Un aller simple pour échapper à la crise du Liban

Lorsque les protestations ont éclaté le 17 octobre au Liban, Youmma Hamooud est descendue dans la rue avec enthousiasme. Cinq mois plus tard, elle a perdu espoir et ne cherche qu'un aller simple pour échapper d'un pays qui s'enfonce dans l'une des pires crises économiques de son histoire.
« Notre génération a perdu la dernière bataille », dit-il à Efe Hammoud, 22 ans, qui ne peut cacher "les grands espoirs" qu'il avait pour l'avenir de son pays lorsque des milliers de personnes sont descendues dans la rue pour demander un changement du régime politique du pays ont disparu.
« Je pensais que je ne voulais pas partir, mais maintenant je suis obligé de trouver un avenir meilleur », ajoute ce jeune diplômé en gestion de la conservation des ressources naturelles à Beyrouth.
Le cas de Hammoud n'est pas le seul. Selon les données de la société de conseil régionale Information International, en 2019, le nombre de départs permanents de Libanais a doublé par rapport à 2018.
Le Premier ministre libanais Hasan Diab a admis le 7 que le Liban « s'enfonce » dans la pire crise depuis la fin de la guerre civile qui a ravagé le pays en 1990. Le 17 octobre, les Libanais sont descendus dans la rue, lassés de la corruption de la classe dirigeante et d'une situation qui en a fait l'un des pays les plus endettés du monde.

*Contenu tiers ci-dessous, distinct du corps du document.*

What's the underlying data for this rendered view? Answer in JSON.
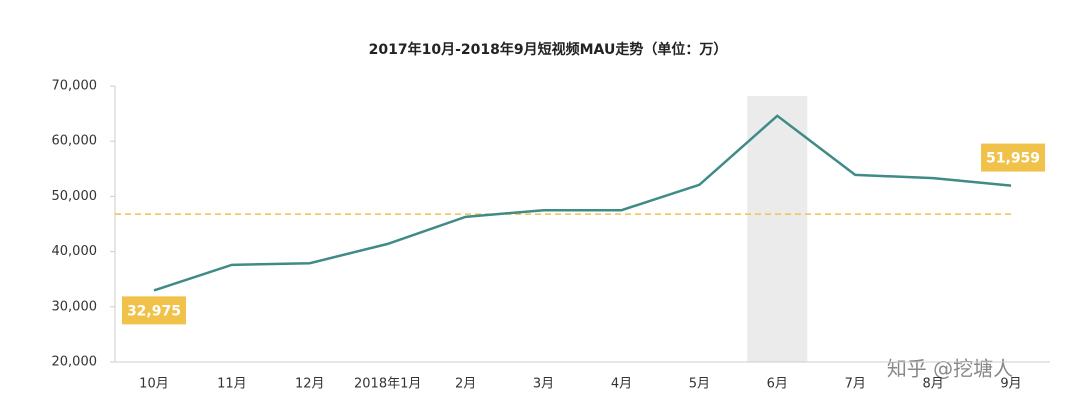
{
  "chart_data": {
    "type": "line",
    "title": "2017年10月-2018年9月短视频MAU走势（单位：万）",
    "categories": [
      "10月",
      "11月",
      "12月",
      "2018年1月",
      "2月",
      "3月",
      "4月",
      "5月",
      "6月",
      "7月",
      "8月",
      "9月"
    ],
    "series": [
      {
        "color": "#3f8b86",
        "values": [
          32975,
          37600,
          37900,
          41400,
          46300,
          47500,
          47500,
          52100,
          64600,
          53900,
          53300,
          51959
        ],
        "value_labels": [
          "32,975",
          null,
          null,
          null,
          null,
          null,
          null,
          null,
          null,
          null,
          null,
          "51,959"
        ]
      }
    ],
    "ylim": [
      20000,
      70000
    ],
    "yticks": [
      {
        "value": 20000,
        "label": "20,000"
      },
      {
        "value": 30000,
        "label": "30,000"
      },
      {
        "value": 40000,
        "label": "40,000"
      },
      {
        "value": 50000,
        "label": "50,000"
      },
      {
        "value": 60000,
        "label": "60,000"
      },
      {
        "value": 70000,
        "label": "70,000"
      }
    ],
    "reference_line": {
      "value": 46800,
      "color": "#f0c24a"
    },
    "highlight_index": 8,
    "label_color": "#f0c24a",
    "watermark": "知乎 @挖塘人"
  }
}
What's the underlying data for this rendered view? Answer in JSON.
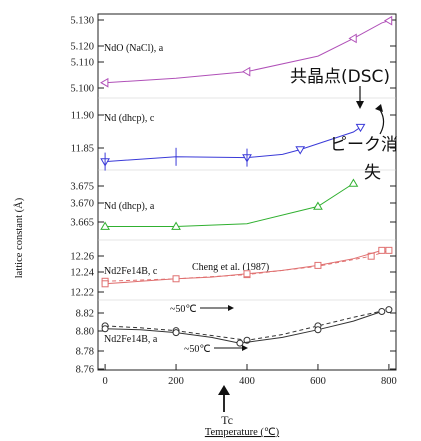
{
  "chart_data": {
    "type": "line",
    "ylabel": "lattice constant (Å)",
    "xlabel": "Temperature (℃)",
    "x_ticks": [
      "0",
      "200",
      "400",
      "600",
      "800"
    ],
    "x_arrow_label": "Tc",
    "xlim": [
      -20,
      820
    ],
    "panels": [
      {
        "id": "ndo",
        "label": "NdO (NaCl), a",
        "ylim": [
          5.095,
          5.132
        ],
        "y_ticks": [
          "5.130",
          "5.120",
          "5.110",
          "5.100"
        ],
        "color": "#b050b8",
        "marker": "triangle-left",
        "series": [
          {
            "x": [
              0,
              200,
              400,
              600,
              700,
              780,
              800
            ],
            "y": [
              5.101,
              5.103,
              5.106,
              5.113,
              5.121,
              5.128,
              5.129
            ]
          }
        ]
      },
      {
        "id": "ndc",
        "label": "Nd (dhcp), c",
        "ylim": [
          11.84,
          11.925
        ],
        "y_ticks": [
          "11.90",
          "11.85"
        ],
        "color": "#3a3ad8",
        "marker": "triangle-down",
        "series": [
          {
            "x": [
              0,
              200,
              400,
              500,
              550,
              700,
              720
            ],
            "y": [
              11.848,
              11.854,
              11.853,
              11.857,
              11.863,
              11.885,
              11.891
            ]
          }
        ]
      },
      {
        "id": "nda",
        "label": "Nd (dhcp), a",
        "ylim": [
          3.658,
          3.681
        ],
        "y_ticks": [
          "3.675",
          "3.670",
          "3.665"
        ],
        "color": "#30b030",
        "marker": "triangle-up",
        "series": [
          {
            "x": [
              0,
              100,
              200,
              400,
              600,
              700
            ],
            "y": [
              3.662,
              3.662,
              3.662,
              3.663,
              3.669,
              3.677
            ]
          }
        ]
      },
      {
        "id": "ndfebc",
        "label": "Nd2Fe14B, c",
        "ylim": [
          12.205,
          12.272
        ],
        "y_ticks": [
          "12.26",
          "12.24",
          "12.22"
        ],
        "color": "#e07070",
        "marker": "square",
        "ref_label": "Cheng et al. (1987)",
        "annotation": "~50℃",
        "series": [
          {
            "name": "Cheng et al. (1987)",
            "dashed": true,
            "x": [
              0,
              200,
              400,
              600,
              750,
              800
            ],
            "y": [
              12.225,
              12.228,
              12.233,
              12.243,
              12.255,
              12.262
            ]
          },
          {
            "dashed": false,
            "x": [
              0,
              100,
              200,
              300,
              400,
              500,
              600,
              700,
              780
            ],
            "y": [
              12.222,
              12.225,
              12.228,
              12.23,
              12.234,
              12.238,
              12.244,
              12.252,
              12.262
            ]
          }
        ]
      },
      {
        "id": "ndfeba",
        "label": "Nd2Fe14B, a",
        "ylim": [
          8.755,
          8.828
        ],
        "y_ticks": [
          "8.82",
          "8.80",
          "8.78",
          "8.76"
        ],
        "color": "#333333",
        "marker": "circle",
        "annotation": "~50℃",
        "series": [
          {
            "name": "Cheng et al. (1987)",
            "dashed": true,
            "x": [
              0,
              100,
              200,
              300,
              400,
              500,
              600,
              700,
              800
            ],
            "y": [
              8.801,
              8.799,
              8.796,
              8.791,
              8.786,
              8.792,
              8.801,
              8.81,
              8.818
            ]
          },
          {
            "dashed": false,
            "x": [
              0,
              100,
              200,
              300,
              380,
              500,
              600,
              700,
              780
            ],
            "y": [
              8.798,
              8.797,
              8.794,
              8.789,
              8.783,
              8.789,
              8.797,
              8.806,
              8.816
            ]
          }
        ]
      }
    ]
  },
  "annotations": {
    "eutectic_dsc": "共晶点(DSC)",
    "peak_vanish_1": "ピーク消",
    "peak_vanish_2": "失"
  }
}
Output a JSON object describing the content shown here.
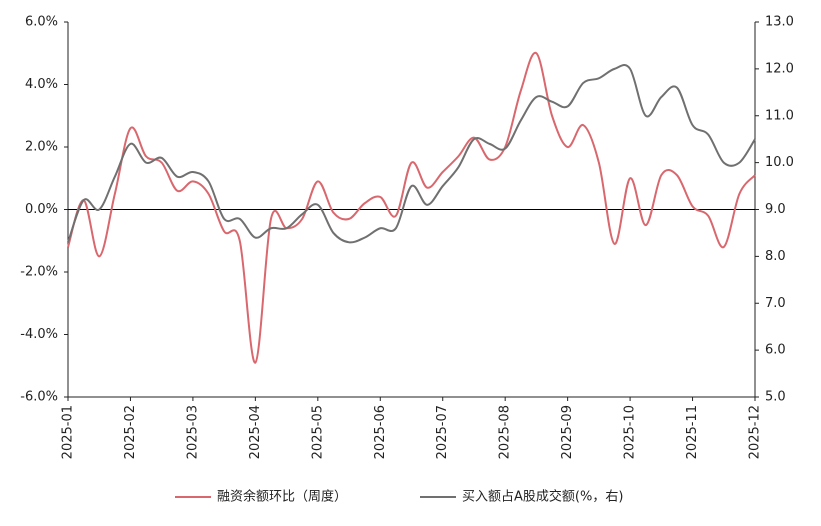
{
  "chart_data": {
    "type": "line",
    "categories": [
      "2025-01",
      null,
      null,
      null,
      "2025-02",
      null,
      null,
      null,
      "2025-03",
      null,
      null,
      null,
      "2025-04",
      null,
      null,
      null,
      "2025-05",
      null,
      null,
      null,
      "2025-06",
      null,
      null,
      null,
      "2025-07",
      null,
      null,
      null,
      "2025-08",
      null,
      null,
      null,
      "2025-09",
      null,
      null,
      null,
      "2025-10",
      null,
      null,
      null,
      "2025-11",
      null,
      null,
      null,
      "2025-12"
    ],
    "series": [
      {
        "name": "融资余额环比（周度）",
        "color": "#d9686e",
        "values": [
          -1.2,
          0.3,
          -1.5,
          0.5,
          2.6,
          1.7,
          1.5,
          0.6,
          0.9,
          0.5,
          -0.7,
          -1.0,
          -4.9,
          -0.3,
          -0.6,
          -0.3,
          0.9,
          -0.1,
          -0.3,
          0.2,
          0.4,
          -0.2,
          1.5,
          0.7,
          1.2,
          1.7,
          2.3,
          1.6,
          2.0,
          3.8,
          5.0,
          3.0,
          2.0,
          2.7,
          1.5,
          -1.1,
          1.0,
          -0.5,
          1.1,
          1.1,
          0.1,
          -0.2,
          -1.2,
          0.5,
          1.1
        ]
      },
      {
        "name": "买入额占A股成交额(%，右)",
        "color": "#707070",
        "axis": "y2",
        "values": [
          8.3,
          9.2,
          9.0,
          9.7,
          10.4,
          10.0,
          10.1,
          9.7,
          9.8,
          9.6,
          8.8,
          8.8,
          8.4,
          8.6,
          8.6,
          8.9,
          9.1,
          8.5,
          8.3,
          8.4,
          8.6,
          8.6,
          9.5,
          9.1,
          9.5,
          9.9,
          10.5,
          10.4,
          10.3,
          10.9,
          11.4,
          11.3,
          11.2,
          11.7,
          11.8,
          12.0,
          12.0,
          11.0,
          11.4,
          11.6,
          10.8,
          10.6,
          10.0,
          10.0,
          10.5
        ]
      }
    ],
    "ylim": [
      -6,
      6
    ],
    "yticks": [
      {
        "value": -6,
        "label": "-6.0%"
      },
      {
        "value": -4,
        "label": "-4.0%"
      },
      {
        "value": -2,
        "label": "-2.0%"
      },
      {
        "value": 0,
        "label": "0.0%"
      },
      {
        "value": 2,
        "label": "2.0%"
      },
      {
        "value": 4,
        "label": "4.0%"
      },
      {
        "value": 6,
        "label": "6.0%"
      }
    ],
    "y2lim": [
      5,
      13
    ],
    "y2ticks": [
      {
        "value": 5,
        "label": "5.0"
      },
      {
        "value": 6,
        "label": "6.0"
      },
      {
        "value": 7,
        "label": "7.0"
      },
      {
        "value": 8,
        "label": "8.0"
      },
      {
        "value": 9,
        "label": "9.0"
      },
      {
        "value": 10,
        "label": "10.0"
      },
      {
        "value": 11,
        "label": "11.0"
      },
      {
        "value": 12,
        "label": "12.0"
      },
      {
        "value": 13,
        "label": "13.0"
      }
    ],
    "legend": "bottom"
  }
}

Le Liban a une dette publique, selon Diab, qui dépasse 90 milliards de dollars, soit 170 % du PIB.
Le gouvernement a annoncé le week-end dernier que, pour la première fois de son histoire, il entrait en cessation de paiements de la dette extérieure car il n'a pas pu honorer une échéance d'euro-obligations de 1,2 milliard de dollars le 9 mars. M. Diab a révélé, dans un discours sévère à la nation, que 40 % de la population « sera bientôt en dessous du seuil de pauvreté » et que le pays a besoin de cet argent pour couvrir les besoins de base de ses citoyens.
Selon les chiffres fournis à EFE par le cabinet de conseil Information International, le nombre de Libanais ayant émigré au cours des trois derniers mois de 2019, lorsque les manifestations ont commencé, a atteint 19 263 Libanais, contre 14 129 Libanais pour la même période en 2018.
En outre, le cabinet souligne qu'en tout 2019, 66 806 Libanais ont acheté un aller simple pour ne pas revenir, contre 33 841 l'année précédente, ce qui représente une augmentation de 97,5% dans un pays de 6 millions d'habitants.
Guita G. Hourani, directrice du Centre de recherche libanais pour les études sur la migration et la diaspora, a déclaré à Efe que pour « la migration à long terme, la plupart des Libanais choisissent les États-Unis, le Canada, la France, la Suède, l'Allemagne, l'Arménie et l'Australie, entre autres ».
Bien que ceux qui cherchent du travail « optent désormais pour les opportunités offertes en Asie et en Europe de l'Est, qui sont considérées comme de nouvelles destinations pour la migration libanaise ».

Araz Topalian assure à Efe qu'il fait de son mieux pour partir, mais partir n'est pas facile non plus.
« J'ai parlé à un avocat spécialisé dans les questions d'immigration au sujet de mon départ pour le Canada et il m'a demandé 7 000 dollars rien que pour ses honoraires. (...) C'est trop cher, alors j'ai décidé de faire le processus moi-même », explique ce jeune homme, titulaire d'un diplôme de troisième cycle en architecture.
« Si jamais je pars, je ne reviendrai jamais et je ne blâme pas le gouvernement, je blâme toute la nation », dit-il.
Garabed Khachadour est un développeur de jeux vidéo et s'est récemment installé en Arménie, laissant derrière lui un pays incapable de garantir un approvisionnement en électricité 24 heures sur 24 à sa population et où les banques n'autorisent pas les retraits de plus de 200 ou 300 dollars, selon la banque, toutes les deux semaines en raison du manque de liquidités dans la monnaie verte.
« Ce que j'ai trouvé en Arménie, je ne l'ai jamais eu au Liban : la liberté financière de choisir comment transférer mon argent et l'utiliser, plus l'accessibilité à Internet, un outil très important dans mon travail », explique le Libanais de 25 ans. Rouba F. Zebian, 35 ans, qui s'est installé à Djibouti après s'être marié, a également décidé de partir, espérant fonder une famille, raconte-t-il à Efe. « Nous avons protesté contre les politiciens, mais nous avons finalement décidé de partir, nous n'avions rien à perdre », dit-il.